If she had exposure to Ebola, then she should be quarantined until the 21 day window has closed. I don't give a rat's hairy ***, a fiddler's ****, or a whoop-di-freaking-do if she feels sad that she has no television and limited cell reception. The possibility that you COULD potentially infect numerous people trumps whatever 'rights' you feel have been 'imposed upon'.
She says she feels fine, but I'm sure the dead guy in Texas felt fine at first as well. And if you end up being Ebola-free, then just thank your lucky stars that you DIDN'T have it and continue on with your life, no matter how shallow it is.
That's the whole point. She is ebola-free. She's not symptomatic, and she's tested negative for the virus.
According to everything we know about ebola, and we know it pretty well, she is not a risk.
If you start quarantining people who medical science says are not risks, where do you stop? Why do you pick the 21-day window? That window is established by the same medical science that says she is not a risk of contagion.

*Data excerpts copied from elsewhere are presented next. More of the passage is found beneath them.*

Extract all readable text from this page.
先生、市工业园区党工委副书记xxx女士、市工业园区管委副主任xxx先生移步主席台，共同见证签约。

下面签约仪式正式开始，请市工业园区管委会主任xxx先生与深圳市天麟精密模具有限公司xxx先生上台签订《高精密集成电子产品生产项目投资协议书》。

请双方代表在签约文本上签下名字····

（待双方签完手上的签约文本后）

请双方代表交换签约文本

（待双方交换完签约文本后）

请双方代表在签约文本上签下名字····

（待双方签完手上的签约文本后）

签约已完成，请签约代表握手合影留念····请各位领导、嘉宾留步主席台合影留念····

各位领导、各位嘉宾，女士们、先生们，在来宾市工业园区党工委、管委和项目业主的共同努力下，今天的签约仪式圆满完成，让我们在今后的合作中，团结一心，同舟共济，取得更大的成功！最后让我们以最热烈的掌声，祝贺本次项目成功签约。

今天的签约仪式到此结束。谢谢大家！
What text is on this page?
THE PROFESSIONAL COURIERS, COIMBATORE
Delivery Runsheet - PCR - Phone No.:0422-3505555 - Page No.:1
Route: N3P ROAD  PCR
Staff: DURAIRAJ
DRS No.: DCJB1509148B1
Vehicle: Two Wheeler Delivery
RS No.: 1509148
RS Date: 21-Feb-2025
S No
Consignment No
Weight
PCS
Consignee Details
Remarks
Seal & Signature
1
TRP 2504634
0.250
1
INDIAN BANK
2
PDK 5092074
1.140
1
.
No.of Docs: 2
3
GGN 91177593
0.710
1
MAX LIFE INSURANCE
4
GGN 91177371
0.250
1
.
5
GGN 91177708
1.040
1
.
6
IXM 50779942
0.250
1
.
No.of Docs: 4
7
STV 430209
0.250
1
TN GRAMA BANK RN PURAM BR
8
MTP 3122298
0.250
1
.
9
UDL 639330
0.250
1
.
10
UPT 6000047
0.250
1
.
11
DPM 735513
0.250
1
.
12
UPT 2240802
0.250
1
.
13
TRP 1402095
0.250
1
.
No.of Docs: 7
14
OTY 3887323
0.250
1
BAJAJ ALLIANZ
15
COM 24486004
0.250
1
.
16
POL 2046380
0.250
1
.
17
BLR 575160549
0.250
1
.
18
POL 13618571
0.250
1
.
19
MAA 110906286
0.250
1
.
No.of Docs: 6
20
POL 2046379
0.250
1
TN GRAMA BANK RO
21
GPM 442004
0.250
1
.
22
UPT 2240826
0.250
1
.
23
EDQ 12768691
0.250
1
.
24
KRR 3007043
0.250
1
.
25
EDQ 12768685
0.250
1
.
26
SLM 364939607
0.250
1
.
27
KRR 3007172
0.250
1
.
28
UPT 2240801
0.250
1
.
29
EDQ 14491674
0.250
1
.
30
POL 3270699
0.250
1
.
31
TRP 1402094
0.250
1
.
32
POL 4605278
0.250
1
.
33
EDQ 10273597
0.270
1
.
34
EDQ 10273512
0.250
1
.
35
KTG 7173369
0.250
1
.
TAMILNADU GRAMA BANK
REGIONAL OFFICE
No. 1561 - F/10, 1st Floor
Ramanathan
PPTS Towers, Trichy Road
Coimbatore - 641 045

If you reject the latter conclusion, why do you accept the former?
If your answer is "never can be too safe," then why not quarantine the entire city of Dallas, TX for a year? Nobody in, nobody out. Federal troops on all the roads in and out with shoot-to-kill orders. After all, you never can be too safe, enit?
Once you've rejected what medical science has to say about it, there is no logical or reasonable limit.